Read: Ezekiel 40-43
Today we are treated to a vision that speaks to the people in exile, that offers them hope in a desperate time. We have to jump toward the end of this section to gain an understanding for this scripture: “Write these down before them so that they may be faithful to its design and follow all its regulations.” (Ezekiel 43:11)
Imagine for a moment that all we know and take for granted today is gone, our home, our place of worship, our livelihood, even friends and family have been killed or separated. Now extend that for 25 years. Look back where you were 25 years ago to try and gain some perspective. I find this difficult to do and appreciate, but it’s within this context that God tells Ezekiel to write down a vision that will inspire the people.

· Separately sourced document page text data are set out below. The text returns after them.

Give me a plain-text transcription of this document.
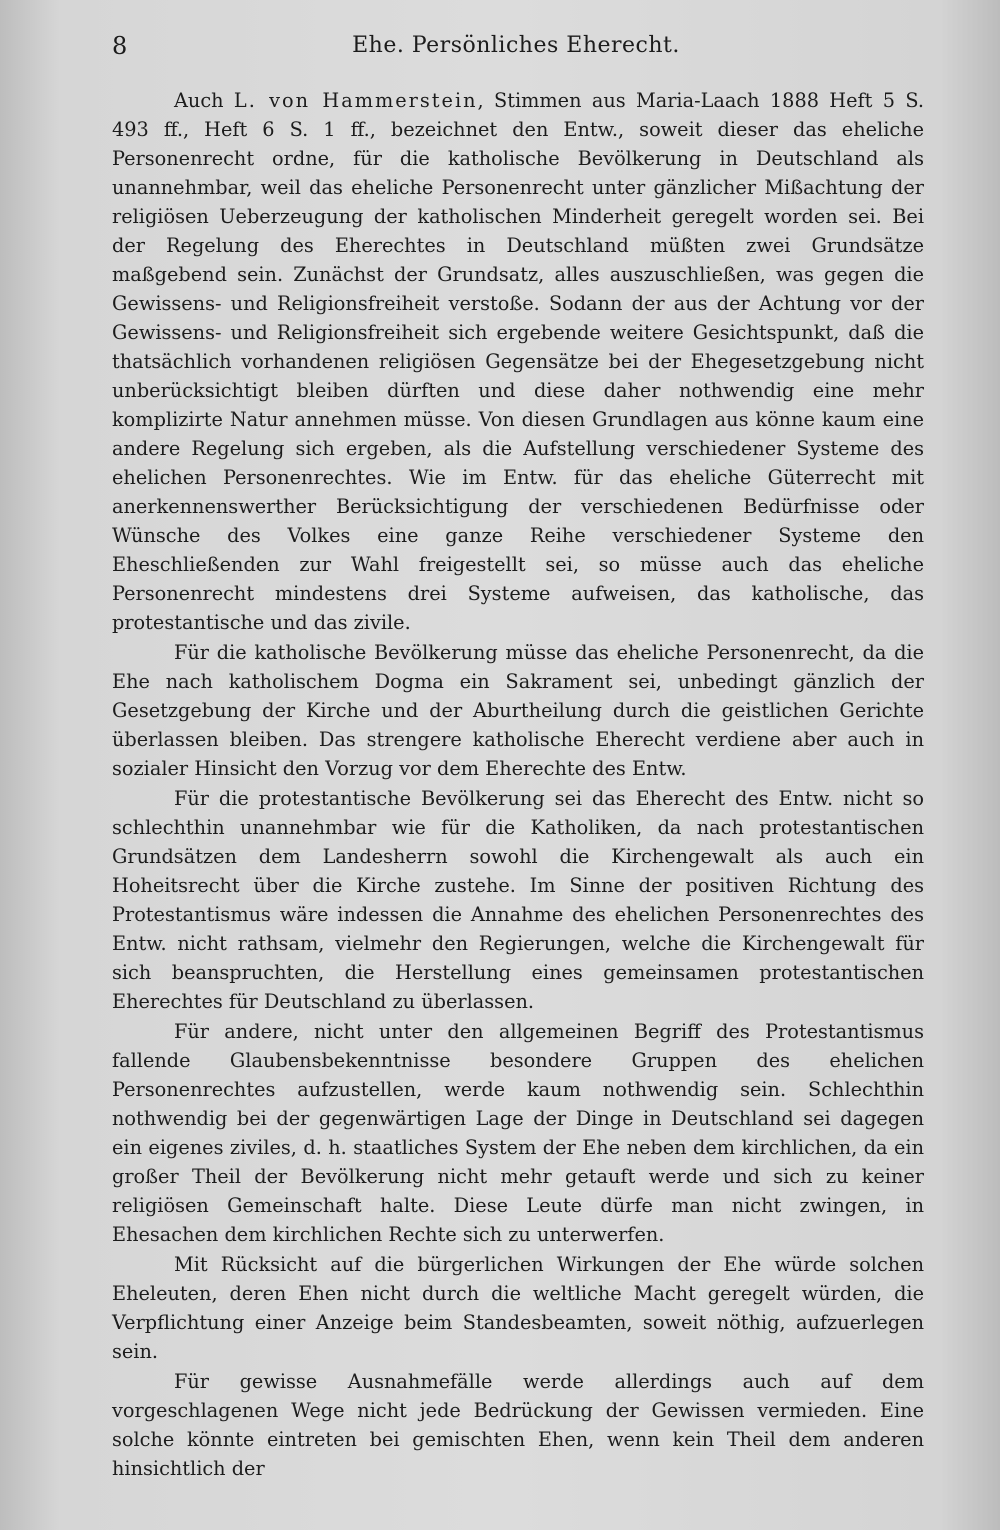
8	Ehe. Persönliches Eherecht.

Auch L. von Hammerstein, Stimmen aus Maria-Laach 1888 Heft 5 S. 493 ff., Heft 6 S. 1 ff., bezeichnet den Entw., soweit dieser das eheliche Personenrecht ordne, für die katholische Bevölkerung in Deutschland als unannehmbar, weil das eheliche Personenrecht unter gänzlicher Mißachtung der religiösen Ueberzeugung der katholischen Minderheit geregelt worden sei. Bei der Regelung des Eherechtes in Deutschland müßten zwei Grundsätze maßgebend sein. Zunächst der Grundsatz, alles auszuschließen, was gegen die Gewissens- und Religionsfreiheit verstoße. Sodann der aus der Achtung vor der Gewissens- und Religionsfreiheit sich ergebende weitere Gesichtspunkt, daß die thatsächlich vorhandenen religiösen Gegensätze bei der Ehegesetzgebung nicht unberücksichtigt bleiben dürften und diese daher nothwendig eine mehr komplizirte Natur annehmen müsse. Von diesen Grundlagen aus könne kaum eine andere Regelung sich ergeben, als die Aufstellung verschiedener Systeme des ehelichen Personenrechtes. Wie im Entw. für das eheliche Güterrecht mit anerkennenswerther Berücksichtigung der verschiedenen Bedürfnisse oder Wünsche des Volkes eine ganze Reihe verschiedener Systeme den Eheschließenden zur Wahl freigestellt sei, so müsse auch das eheliche Personenrecht mindestens drei Systeme aufweisen, das katholische, das protestantische und das zivile.

Für die katholische Bevölkerung müsse das eheliche Personenrecht, da die Ehe nach katholischem Dogma ein Sakrament sei, unbedingt gänzlich der Gesetzgebung der Kirche und der Aburtheilung durch die geistlichen Gerichte überlassen bleiben. Das strengere katholische Eherecht verdiene aber auch in sozialer Hinsicht den Vorzug vor dem Eherechte des Entw.

Für die protestantische Bevölkerung sei das Eherecht des Entw. nicht so schlechthin unannehmbar wie für die Katholiken, da nach protestantischen Grundsätzen dem Landesherrn sowohl die Kirchengewalt als auch ein Hoheitsrecht über die Kirche zustehe. Im Sinne der positiven Richtung des Protestantismus wäre indessen die Annahme des ehelichen Personenrechtes des Entw. nicht rathsam, vielmehr den Regierungen, welche die Kirchengewalt für sich beanspruchten, die Herstellung eines gemeinsamen protestantischen Eherechtes für Deutschland zu überlassen.

Für andere, nicht unter den allgemeinen Begriff des Protestantismus fallende Glaubensbekenntnisse besondere Gruppen des ehelichen Personenrechtes aufzustellen, werde kaum nothwendig sein. Schlechthin nothwendig bei der gegenwärtigen Lage der Dinge in Deutschland sei dagegen ein eigenes ziviles, d. h. staatliches System der Ehe neben dem kirchlichen, da ein großer Theil der Bevölkerung nicht mehr getauft werde und sich zu keiner religiösen Gemeinschaft halte. Diese Leute dürfe man nicht zwingen, in Ehesachen dem kirchlichen Rechte sich zu unterwerfen.

Mit Rücksicht auf die bürgerlichen Wirkungen der Ehe würde solchen Eheleuten, deren Ehen nicht durch die weltliche Macht geregelt würden, die Verpflichtung einer Anzeige beim Standesbeamten, soweit nöthig, aufzuerlegen sein.

Für gewisse Ausnahmefälle werde allerdings auch auf dem vorgeschlagenen Wege nicht jede Bedrückung der Gewissen vermieden. Eine solche könnte eintreten bei gemischten Ehen, wenn kein Theil dem anderen hinsichtlich der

40:1 In the twenty-fifth year of our exile, at the beginning of the year, on the tenth of the month, in the fourteenth year after the fall of the city—on that very day the hand of the Lord was on me and he took me there. 2In visions of God he took me to the land of Israel and set me on a very high mountain, on whose south side were some buildings that looked like a city. 3He took me there, and I saw a man whose appearance was like bronze; he was standing in the gateway with a linen cord and a measuring rod in his hand. 4The man said to me, “Son of man, look carefully and listen closely and pay attention to everything I am going to show you, for that is why you have been brought here. Tell the people of Israel everything you see.” Ezekiel 40:1-4
Tell the people everything you see to give them hope, to inspire them to keep the faith.
He said: “Son of man, this is the place of my throne and the place for the soles of my feet. This is where I will live among the Israelites forever. The people of Israel will never again defile my holy name—neither they nor their kings—by their prostitution and the funeral offerings for their kings at their death. Ezekiel 43:7
Our God, the Creator of all, cares so much that he would go into elaborate detail to paint a vision for our ancestors to understand they are not forgotten–and He will dwell with them again. With us.
To be completely transparent, the details included in the reading today did not give me an exciting view of the future. It wasn’t until the end when I heard the whisper that suggested I needed perspective, I needed to have some empathy; only then did this make sense to me. Preaching a sermon on this text would likely fall flat as the ornate description of ancient buildings is unlikely to draw a crowd, but this is where I need to learn the lesson for today: it’s not all about me! Seriously. I’m embarrassed to think every word must be something for me.
Lord, your promise is too good for us. The hope you offer too great. Help us to humbly accept that which you lavish upon us.